Не цветок, не узор, не глупый дракон на бедре синеватою грязью наколки.
Неужели стихотворение? Ровные строчки, их восемь, – он догонял его по крутой лестнице выхода из метро Колонель Фабиан.
Впереди него две девушки поднимались, и он, ненасытный читатель (и зритель), спешил.
Всё тут было: бедро, вожделенье, поэзия, желание автора угадать, неприязнь к грязноватой синеве иголками наколотых букв.
Он успел две строчки прочесть на странице живой и рельефной: она двигалась вверх и вниз, сжатая шортами.
Татуировка в стихах!
I like a look of agony,
Because I know it’s true...
Они уже поднялись на поверхность земли, солнце слепило, день превосходный после тусклой весны. Он слышал английскую речь, – несомненно, дочерей Альбиона, не янки с их рычанием в горле победным!
Надо же такому случиться: фотографический аппарат он забыл в этот день. Документ ускользал навсегда: бедро со стихами мелькало в толпе, устремившейся улицу перейти, девушки быстрее пошли.
– I like a look of agony… – сказал он вслух, удивляясь.

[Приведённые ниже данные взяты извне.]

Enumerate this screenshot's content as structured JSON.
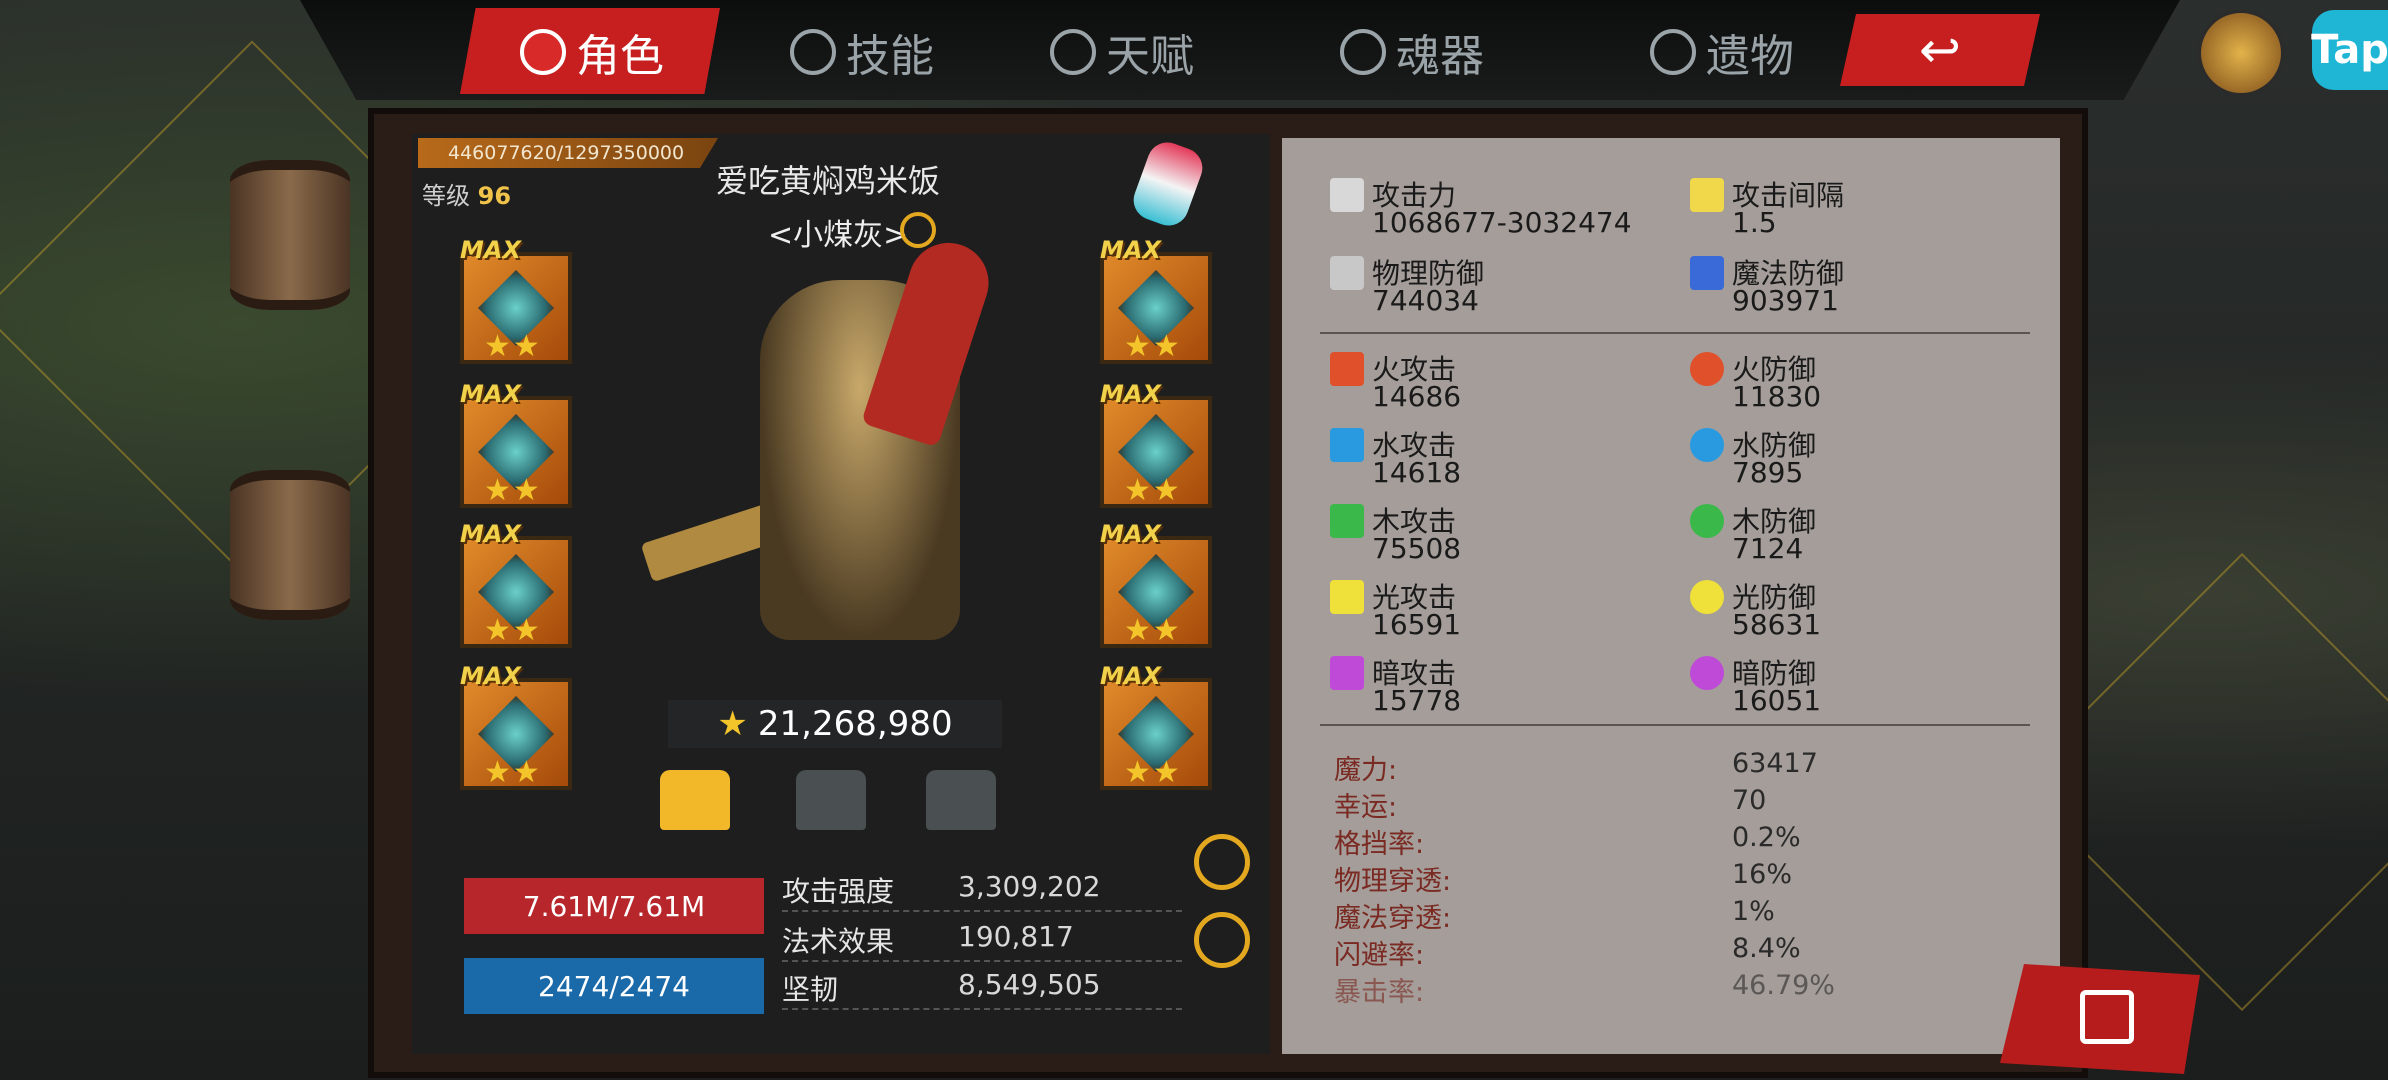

Нет, не Уитмен, не По, ему слышалось женское настроение. Он, впрочем, уже и не знал: вспоминаются ли ему стихи, возможно, читанные когда-то, или всплывает в памяти настроенье – возлюбленной некогда женщины?
Ему захотелось усыновить ничейные строки, он подбирал им русский костюмчик, вот такой, например, перевод:
Люблю я вид агонии,
Я знаю – нет в ней лжи...
Странно, но пусть будет.
Сейчас он поднимется к себе и поищет, кто автор сих строк – знаменитых настолько, что их гравируют на теле живом, на коже атласной, на которой приличнее писать поцелуями, а не иглами.
Сильвия Плат?
Однако за хлебом сначала; здесь за углом еврейская булочная, по субботам закрыта, и по воскресениям тоже, там смешанный коллектив, а хлеб превосходный, – слава о булочной этой разошлась далеко, он видел: иные не ленились, приезжали на автомобиле.
Он купил, как обычно, «традицию», – так называется ныне хлебный батон небольшой и нетолстый. Булки тоже названья меняют, как сама жизнь. За прилавком трудилась хорошенькая Анаис, достопримечательность булочной; он и сам еще год назад радовался ее розовым щечкам и глазкам сверкавшим. Ах, не без грусти однажды заметил округленье животика: он пух с каждой неделей, поднимался, словно тесто в квашне. Женщины в очереди – да-да, бывает очередь в прославленной булочной! – умилялись. Спустя время покупатели радовались младенческому лепету и плачу, доносившемуся из дальних помещений пекарни.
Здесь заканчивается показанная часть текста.